Ему стало на мгновение страшно при мысли о том, что это сделается тогда известно всем. Но того, что его ожидало в действительности, он ожидал менее всего.

Когда он раздевался в передней, рядом с которой был кабинет Павла Ивановича, — где он ночевал когда-то, — горничная сказала ему, что барыня у себя в будуаре. Он пошел туда.

Ольга Петровна лежала на кушетке.

При входе его она отложила французский журнал, который просматривала, и повернула завитую пышную голову к нему. Она молча смотрела на него и так же молча, но не спуская с Митеньки глаз, подняла свою холеную руку с золотой змейкой, обнаженную до локтя, и протянула ему для поцелуя.

— Что вы смотрите так на меня? — спросил, смешавшись, Митенька, не зная, какой взять тон.

— Я хочу получше рассмотреть человека, для которого я совершенно неинтересна, — сказала Ольга Петровна, подвинувшись и как бы давая гостю место около себя на низкой кушетке.

— Вы говорите то, чего совершенно нет, — сказал Митенька.

А сам думал о том, что дома Павел Иванович или нет? И можно ли ему говорить иначе, чем просто знакомому. Вдруг он что-нибудь скажет, а в другой комнате сидит Павел Иванович.

Но спросить у Ольги Петровны он не решался, так как в ней всегда было что-то, что заставляло бояться стать в глупое положение при малейшем неловком шаге.

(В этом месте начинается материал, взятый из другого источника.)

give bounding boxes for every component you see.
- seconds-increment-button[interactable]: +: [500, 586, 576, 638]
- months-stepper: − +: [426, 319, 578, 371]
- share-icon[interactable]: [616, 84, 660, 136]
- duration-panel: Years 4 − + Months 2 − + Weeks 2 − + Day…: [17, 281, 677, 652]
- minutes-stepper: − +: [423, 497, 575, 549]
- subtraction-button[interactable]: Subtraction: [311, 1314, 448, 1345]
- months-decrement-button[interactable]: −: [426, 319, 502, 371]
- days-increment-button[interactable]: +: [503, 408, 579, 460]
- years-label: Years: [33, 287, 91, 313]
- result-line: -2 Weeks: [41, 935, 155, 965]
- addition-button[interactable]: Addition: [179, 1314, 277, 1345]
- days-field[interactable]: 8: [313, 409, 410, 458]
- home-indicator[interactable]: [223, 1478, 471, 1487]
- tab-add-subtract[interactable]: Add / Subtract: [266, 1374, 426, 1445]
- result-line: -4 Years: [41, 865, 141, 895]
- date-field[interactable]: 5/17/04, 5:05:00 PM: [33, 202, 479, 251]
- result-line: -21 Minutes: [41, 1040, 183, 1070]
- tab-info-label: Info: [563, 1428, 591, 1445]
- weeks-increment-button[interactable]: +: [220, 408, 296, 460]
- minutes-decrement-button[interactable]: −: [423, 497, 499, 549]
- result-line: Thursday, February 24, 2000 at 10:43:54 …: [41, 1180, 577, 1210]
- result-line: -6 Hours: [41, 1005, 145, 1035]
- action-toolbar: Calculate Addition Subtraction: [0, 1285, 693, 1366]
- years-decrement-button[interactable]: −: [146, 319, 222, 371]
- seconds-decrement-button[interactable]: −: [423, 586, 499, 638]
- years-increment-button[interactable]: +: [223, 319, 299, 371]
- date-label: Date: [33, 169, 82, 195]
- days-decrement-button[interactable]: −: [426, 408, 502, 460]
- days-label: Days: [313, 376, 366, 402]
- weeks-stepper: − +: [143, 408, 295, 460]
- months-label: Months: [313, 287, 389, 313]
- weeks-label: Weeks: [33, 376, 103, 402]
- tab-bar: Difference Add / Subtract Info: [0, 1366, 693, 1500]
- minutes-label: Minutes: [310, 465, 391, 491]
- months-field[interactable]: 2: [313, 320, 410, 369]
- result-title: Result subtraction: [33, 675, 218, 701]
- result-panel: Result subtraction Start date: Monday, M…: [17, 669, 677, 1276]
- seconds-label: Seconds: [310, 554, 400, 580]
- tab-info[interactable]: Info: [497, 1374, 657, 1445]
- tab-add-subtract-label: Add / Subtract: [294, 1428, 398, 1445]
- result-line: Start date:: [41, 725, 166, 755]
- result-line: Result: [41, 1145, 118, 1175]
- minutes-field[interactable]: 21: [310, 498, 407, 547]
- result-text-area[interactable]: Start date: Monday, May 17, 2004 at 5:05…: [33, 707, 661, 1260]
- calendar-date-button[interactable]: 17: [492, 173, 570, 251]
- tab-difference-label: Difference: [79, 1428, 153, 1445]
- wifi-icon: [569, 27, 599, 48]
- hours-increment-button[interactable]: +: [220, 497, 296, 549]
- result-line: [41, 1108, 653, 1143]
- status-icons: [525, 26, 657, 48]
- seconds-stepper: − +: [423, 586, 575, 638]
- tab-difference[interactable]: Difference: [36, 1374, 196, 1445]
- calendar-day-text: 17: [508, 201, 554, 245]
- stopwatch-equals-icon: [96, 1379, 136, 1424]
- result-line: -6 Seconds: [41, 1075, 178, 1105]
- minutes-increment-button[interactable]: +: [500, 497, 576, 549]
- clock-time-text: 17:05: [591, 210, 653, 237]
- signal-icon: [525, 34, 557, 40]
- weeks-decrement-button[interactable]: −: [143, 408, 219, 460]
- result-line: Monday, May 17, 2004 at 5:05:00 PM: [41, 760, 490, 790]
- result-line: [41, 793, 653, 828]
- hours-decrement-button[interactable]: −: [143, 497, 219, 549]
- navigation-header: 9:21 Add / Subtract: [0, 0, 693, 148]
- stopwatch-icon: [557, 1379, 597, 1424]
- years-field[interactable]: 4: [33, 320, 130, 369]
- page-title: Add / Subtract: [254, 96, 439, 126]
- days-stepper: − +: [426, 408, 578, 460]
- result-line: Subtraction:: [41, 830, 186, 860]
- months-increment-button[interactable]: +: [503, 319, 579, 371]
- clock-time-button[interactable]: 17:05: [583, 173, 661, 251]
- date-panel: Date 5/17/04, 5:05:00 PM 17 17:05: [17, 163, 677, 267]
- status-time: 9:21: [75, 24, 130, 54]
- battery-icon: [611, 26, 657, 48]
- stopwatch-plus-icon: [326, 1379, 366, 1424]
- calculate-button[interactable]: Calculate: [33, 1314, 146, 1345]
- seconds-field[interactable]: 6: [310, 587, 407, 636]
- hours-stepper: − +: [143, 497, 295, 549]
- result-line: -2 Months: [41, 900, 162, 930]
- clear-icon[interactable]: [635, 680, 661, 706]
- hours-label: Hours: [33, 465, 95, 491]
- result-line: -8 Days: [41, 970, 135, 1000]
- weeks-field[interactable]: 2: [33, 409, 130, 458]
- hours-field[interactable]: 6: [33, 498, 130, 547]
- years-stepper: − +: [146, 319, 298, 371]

— Вы забыли сюда дорогу? — спросила Ольга Петровна. И ее тон был опять такой, что трудно было разобрать: шуточная в нем ирония, в ответ на которую ее можно так же шутливо обнять и успокоить поцелуем; или нешуточная, при которой руки, протянувшиеся к ней, рискуют обнять пустое место. От этого неопределенного, двоящегося положения он чувствовал, что все более и более теряет почву и свободу отношений.

— Я в последнее время всюду забыл дорогу, — сказал он, попытавшись улыбнуться, — и я сам не знаю, что мне нужно.

Бок молодой женщины, одетой в легкое шелковое платье, почти прикасался к нему на узкой кушетке, и это еще больше поселяло в нем путаницу и неопределенность положения. Главное, благодаря ее тону, он не знал, одна она дома или нет. Он никак не мог стать в тон таких отношений, какие были бы возможны и естественны после того, что произошло, и теперь молодая женщина могла заключить по его натянутым неловким фразам, что он ее обманул.

— А какой вы сюрприз мне приготовили? — спросил он, чтобы что-нибудь сказать.

— Вам сюрприз интереснее? Ну, хорошо, — сказала Ольга Петровна, — ничего не поделаешь.

Митенька испугался. Это вышло нелепо, что она его безразличной фразе придала коварный смысл, который окончательно топил его.

Он хотел взять ее руку, в чем-то разубеждать, но Ольга Петровна, отняв руку, приподнялась на локте и крикнула в соседнюю комнату:

— Ирина, пойди сюда!

В дверь вошла она. Митенька ничего не успел сообразить, не успел даже встать. Он похолодел. Точно неумолимый судья застал его там, где он не ожидал. Он так растерялся, что продолжал сидеть около лежавшей Ольги Петровны.

Ирина в белом платье с веточкой акации в руках стояла у портьеры и смотрела на него. Казалось, что она спрашивала этим взглядом его о самом главном.